I wanted to document the steps that are necessary to transform the Adafruit Bluetooth LE Friend (https://www.adafruit.com/product/2267) to an passive Bluetooth 4.0 Low Energy Sniffer device. This sniffer can be used to monitor the bluetooth communication between 2 LE devices. Which makes it a useful and cheap tool for security research and development.
The Bluetooth LE Friend comes in 2 versions – one with a preinstalled Bootloader, Softdevice and Application to control the on-board Nordic nRF51822 chipset using AT Commands. This Is already really useful for prototyping your own bluetooth applications. It supports OTA updates and Adafruit provides an Android application together with some demo projects.
As mentioned, Adafruit offers the same hardware in a Sniffer version, which comes with custom Sniffer firmware from Nordic preinstalled.
Flashing the Nordic Firmware on the BLE Friend
So, you own a BLE Friend, want to Sniff Bluetooth Traffic and don’t want to spend another 24$+shipping for the Sniffer version? Flash your BLE Friend!
You’ll need:
- The sniffer firmware in version 1.0.1
- SWD Programmer (In this example, we are using the STLink V2)
- openocd installed
- Adafruits Adalink Tool
Step 1: Wire up your programmer
I’m using the STLink V2 SWD programmer (the white box).

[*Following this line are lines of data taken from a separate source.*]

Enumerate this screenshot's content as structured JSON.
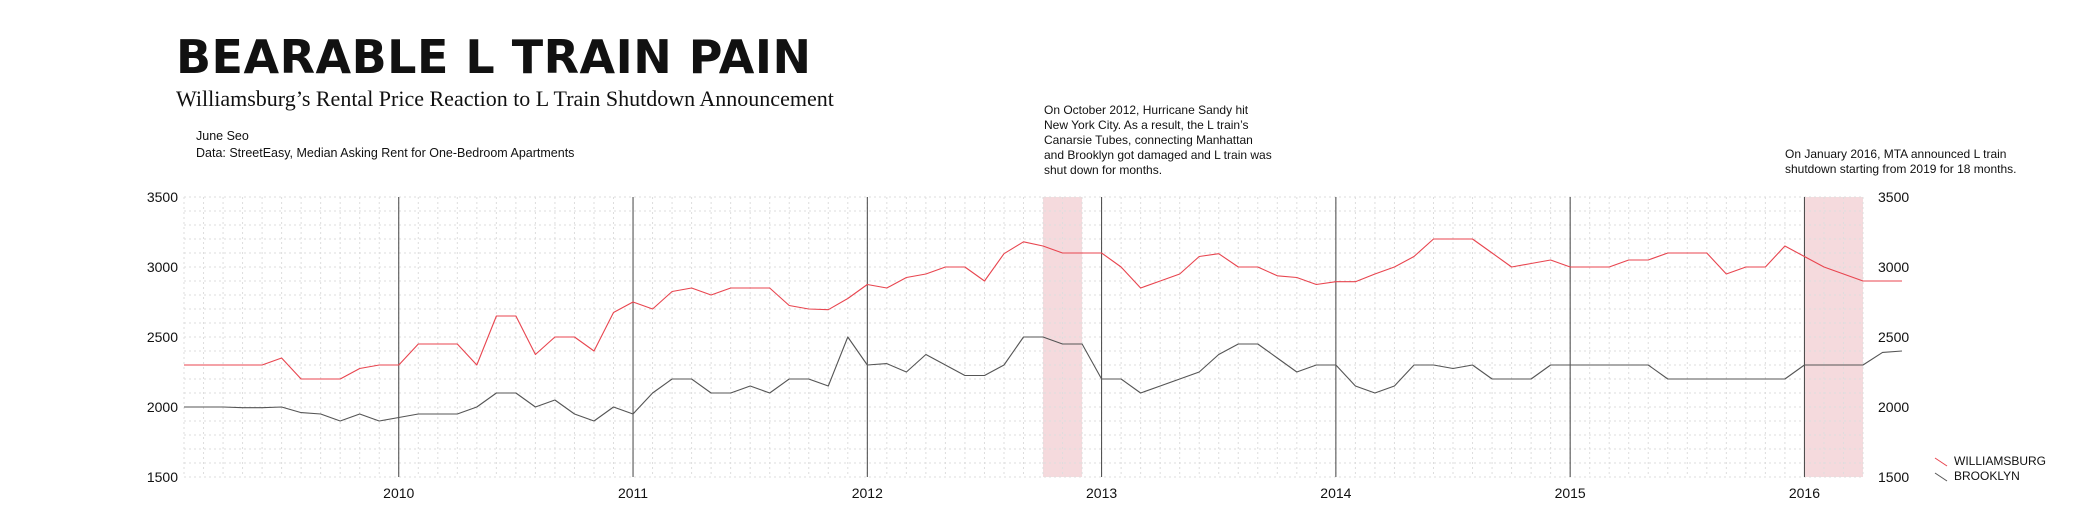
{
  "header": {
    "title": "BEARABLE L TRAIN PAIN",
    "subtitle": "Williamsburg’s Rental Price Reaction to L Train Shutdown Announcement",
    "author": "June Seo",
    "source": "Data: StreetEasy, Median Asking Rent for One-Bedroom Apartments"
  },
  "annotations": {
    "sandy": "On October 2012, Hurricane Sandy hit New York City. As a result, the L train’s Canarsie Tubes, connecting Manhattan and Brooklyn got damaged and L train was shut down for months.",
    "shutdown": "On January 2016, MTA announced L train shutdown starting from 2019 for 18 months."
  },
  "legend": {
    "williamsburg": "WILLIAMSBURG",
    "brooklyn": "BROOKLYN"
  },
  "colors": {
    "williamsburg": "#e8454f",
    "brooklyn": "#555555",
    "highlight": "#f5dadd",
    "year_line": "#444444",
    "grid": "#dddddd"
  },
  "chart_data": {
    "type": "line",
    "x_unit": "month",
    "x_start": "2009-02",
    "x_end": "2016-04",
    "x_ticks": [
      "2010",
      "2011",
      "2012",
      "2013",
      "2014",
      "2015",
      "2016"
    ],
    "y_ticks": [
      1500,
      2000,
      2500,
      3000,
      3500
    ],
    "ylim": [
      1500,
      3500
    ],
    "grid": true,
    "legend_position": "bottom-right",
    "highlights": [
      {
        "label": "Hurricane Sandy",
        "start": "2012-10",
        "end": "2012-12"
      },
      {
        "label": "Shutdown announcement",
        "start": "2016-01",
        "end": "2016-04"
      }
    ],
    "series": [
      {
        "name": "WILLIAMSBURG",
        "values": [
          2300,
          2300,
          2300,
          2300,
          2300,
          2350,
          2200,
          2200,
          2200,
          2275,
          2300,
          2300,
          2450,
          2450,
          2450,
          2300,
          2650,
          2650,
          2375,
          2500,
          2500,
          2400,
          2675,
          2750,
          2700,
          2825,
          2850,
          2800,
          2850,
          2850,
          2850,
          2725,
          2700,
          2695,
          2775,
          2875,
          2850,
          2925,
          2950,
          3000,
          3000,
          2900,
          3095,
          3180,
          3150,
          3100,
          3100,
          3100,
          3000,
          2850,
          2900,
          2950,
          3075,
          3095,
          3000,
          3000,
          2937,
          2925,
          2875,
          2895,
          2895,
          2950,
          3000,
          3075,
          3200,
          3200,
          3200,
          3100,
          3000,
          3025,
          3050,
          3000,
          3000,
          3000,
          3050,
          3050,
          3100,
          3100,
          3100,
          2950,
          3000,
          3000,
          3150,
          3075,
          3000,
          2950,
          2900,
          2900,
          2900
        ]
      },
      {
        "name": "BROOKLYN",
        "values": [
          2000,
          2000,
          2000,
          1995,
          1995,
          2000,
          1960,
          1950,
          1900,
          1950,
          1900,
          1925,
          1950,
          1950,
          1950,
          2000,
          2100,
          2100,
          2000,
          2050,
          1950,
          1900,
          2000,
          1950,
          2100,
          2200,
          2200,
          2100,
          2100,
          2150,
          2100,
          2200,
          2200,
          2150,
          2500,
          2300,
          2310,
          2250,
          2375,
          2300,
          2225,
          2225,
          2300,
          2500,
          2500,
          2450,
          2450,
          2200,
          2200,
          2100,
          2150,
          2200,
          2250,
          2375,
          2450,
          2450,
          2350,
          2250,
          2300,
          2300,
          2150,
          2100,
          2150,
          2300,
          2300,
          2275,
          2300,
          2200,
          2200,
          2200,
          2300,
          2300,
          2300,
          2300,
          2300,
          2300,
          2200,
          2200,
          2200,
          2200,
          2200,
          2200,
          2200,
          2300,
          2300,
          2300,
          2300,
          2390,
          2400
        ]
      }
    ]
  }
}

You need to connect 4 lines to it.
- Ground (Blue)
- Target Voltage for sensing (Green)
- SWCLK (Purple)
- SWDIO (Grey)
Now, you need to connect those lines to the SWD connection pads on the bottom of the PCB of your LE Friend. Soldering them on is the fasted way in my opinion.
Note that we don not need to connect the reset pin – the reset is done via the SWDIO line.
Step 2: Prepare
For simplicity, you’ll flash the LE Friend using Adalink. (https://github.com/adafruit/Adafruit_Adalink). Adalink is a python wrapper for OpenOCD that abstracts away the complexity of OpenOCD – which is good and bad a the same time.
on osx:
$ git clone https://github.com/adafruit/Adafruit_Adalink.git $ cd Adafruit_Adalink $ virtualenv --python $(which python2.7) venv $ source venv/bin/activate $ pip install click
There are 2 files that we need to collect:
- The Booloader (https://raw.githubusercontent.com/adafruit/Adafruit_BluefruitLE_Firmware/03110f6819d2e8c0928ce1f3879df22dab562447/bootloader/bootloader_0002.hex)
- The Sniffer Firmware (https://raw.githubusercontent.com/adafruit/Adafruit_BluefruitLE_Firmware/03110f6819d2e8c0928ce1f3879df22dab562447/sniffer/1.0.1/ble-sniffer_nRF51822_1.0.1_1111_Sniffer_No32kHz.hex)
Save those files – you’ll need them in the next step.
Step 3: Flash the firmware
Connect your Programmer with your computer and Plug the LE Friend into USB – This powers the nrf51 – the programmer alone does not provide any power to the LE Friend.
With adalink, we can simply run
$ adalink nrf51822 \
--programmer stlink \
--wipe \
--program-hex path/to/the/bootloader_0002.hex \
--program-hex path/to/the/ble-sniffer_nRF51822_1.0.1_1111_Sniffer_No32kHz.hex
As I said, I’m not a big fan of abstracting complicated tasks away from the Hacker: A look under the hood of Adalink reveals what it does. Based on your programmer, it loads the necessary target and board configuration (the -f flags) and executes a bunch of commands (the -c flags). The call above results in 2 subprocess calls:
1: The wipe command in adalink for the stlink adapter:
$ openocd -f interface/stlink-v2.cfg \
-f target/nrf51.cfg \
-c init \
-c "reset init" \
-c halt \
-c "nrf51 mass_erase" \
-c exit
This clears the flash memory. After the wipe is done, it loads the bootloader and the sniffer program
$ openocd \ -f interface/stlink-v2.cfg \ -f target/nrf51.cfg \ -c init \ -c "reset init" \ -c halt \ -c "flash write_image /abs/path/to/bootloader_0002.hex 0 ihex" \ -c "flash write_image /abs/path/to/ble-sniffer_nRF51822_1.0.1_1111_Sniffer_No32kH.hex 0 ihex" \ -c "reset run" \ -c exit
If everything worked, the Bluefruit LE should boot with the sniffer firmware after the reset and you should see the blue led flickering – this indicates that you were successful.